I miss photo albums. I miss those envelopes with the photos in front and the negatives in back. Sigh.
No, I don’t want to go back to where paper was the only option. I like deleting with a single key stroke those pictures that make me look fat. I like holding a thousand memories on a single page I can scroll through. I’m talking about a nostalgic feeling for a time when “scroll” meant something about Egyptians.
Years ago I decided that photo albums were for suckers (so overpriced) and started putting pictures in shoebox-like “photo-boxes”, where they subsequently languished. After my recent move, I vowed to go through my photo boxes and at least make them easier to peruse and enjoy. (That is code for: get them out of the damn envelopes, line them up in those boxes in such a way that they can be flipped through, and put the negatives into storage. Honestly, if I haven’t searched for a negative in 25 years, will I ever?) This process has unearthed some lovely gems, but also a few mysteries.
For example, behold a charming scene featuring myself and my adorable siblings. And on the left side of the photo (all on one piece of card stock)… Mrs. Rohrbach? Our terrifying school principal? NOOO! Why??
Let us move beyond this disturbing apparition to a picture that warms my heart. This is my mother (right) with her niece and best friend, circa 1931. My mother lived with her sister’s family for several years during the Depression. This resulted in her not starving to death.

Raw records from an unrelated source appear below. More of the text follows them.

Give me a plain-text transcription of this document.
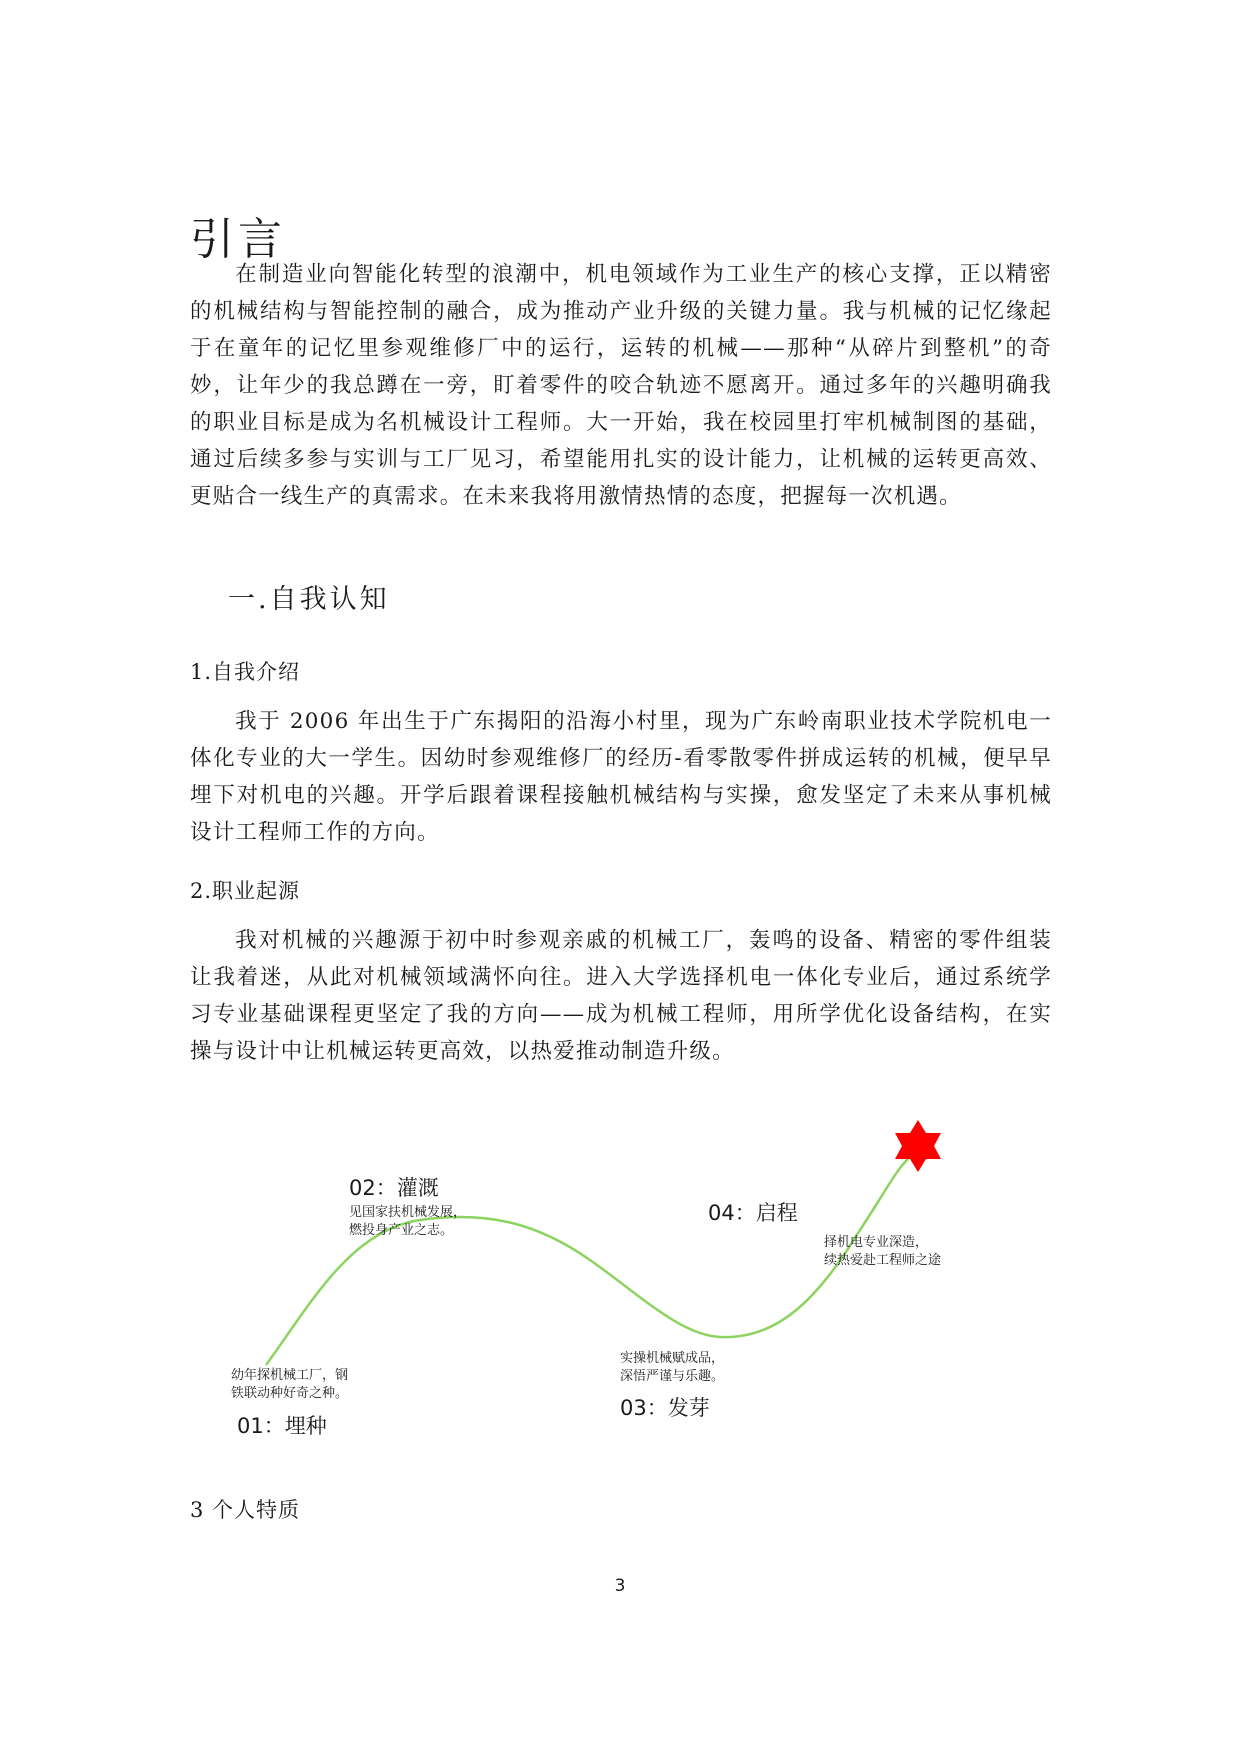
引言

在制造业向智能化转型的浪潮中，机电领域作为工业生产的核心支撑，正以精密的机械结构与智能控制的融合，成为推动产业升级的关键力量。我与机械的记忆缘起于在童年的记忆里参观维修厂中的运行，运转的机械——那种“从碎片到整机”的奇妙，让年少的我总蹲在一旁，盯着零件的咬合轨迹不愿离开。通过多年的兴趣明确我的职业目标是成为名机械设计工程师。大一开始，我在校园里打牢机械制图的基础，通过后续多参与实训与工厂见习，希望能用扎实的设计能力，让机械的运转更高效、更贴合一线生产的真需求。在未来我将用激情热情的态度，把握每一次机遇。

一.自我认知
1.自我介绍

我于 2006 年出生于广东揭阳的沿海小村里，现为广东岭南职业技术学院机电一体化专业的大一学生。因幼时参观维修厂的经历-看零散零件拼成运转的机械，便早早埋下对机电的兴趣。开学后跟着课程接触机械结构与实操，愈发坚定了未来从事机械设计工程师工作的方向。

2.职业起源

我对机械的兴趣源于初中时参观亲戚的机械工厂，轰鸣的设备、精密的零件组装让我着迷，从此对机械领域满怀向往。进入大学选择机电一体化专业后，通过系统学习专业基础课程更坚定了我的方向——成为机械工程师，用所学优化设备结构，在实操与设计中让机械运转更高效，以热爱推动制造升级。

幼年探机械工厂，钢
铁联动种好奇之种。
01：埋种
02：灌溉
见国家扶机械发展，
燃投身产业之志。
实操机械赋成品，
深悟严谨与乐趣。
03：发芽
04：启程
择机电专业深造，
续热爱赴工程师之途
3 个人特质
3
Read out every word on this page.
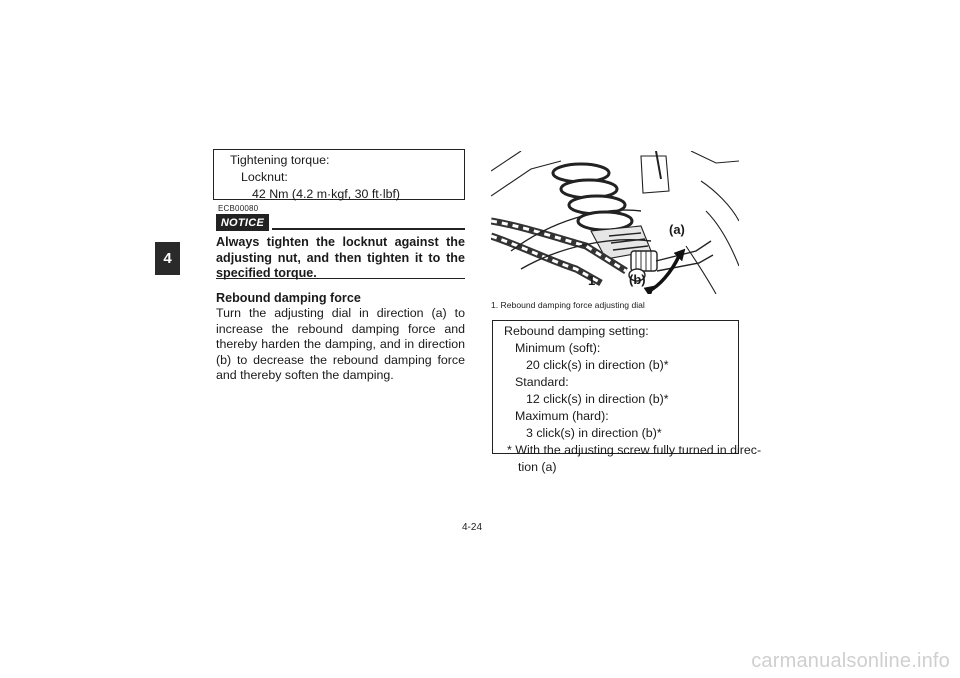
4
Tightening torque:
Locknut:
42 Nm (4.2 m·kgf, 30 ft·lbf)
ECB00080
NOTICE
Always tighten the locknut against the adjusting nut, and then tighten it to the specified torque.
Rebound damping force
Turn the adjusting dial in direction (a) to increase the rebound damping force and thereby harden the damping, and in direction (b) to decrease the rebound damping force and thereby soften the damping.
(a)
(b)
1
1. Rebound damping force adjusting dial
Rebound damping setting:
Minimum (soft):
20 click(s) in direction (b)*
Standard:
12 click(s) in direction (b)*
Maximum (hard):
3 click(s) in direction (b)*
* With the adjusting screw fully turned in direc-
tion (a)
4-24
carmanualsonline.info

Never fear. When a photograph begins to pull you down, there is sure to be another that lifts you up. No names. You know who you are:
Ok. Next. Now, who are these people? My photo boxes are filled with mystery guests like this. Note to the wise: label the backs of your photos; I know you think your children will remember these people but trust me, we don’t.
The other thing that fills my photo boxes are these childhood shots that are unbearably sweet. Before the heartaches, bereavements, and wounds that balance out the exuberance of childhood into that thing we call Maturity, this is who we were and what we had. And that is point of taking photographs in the first place.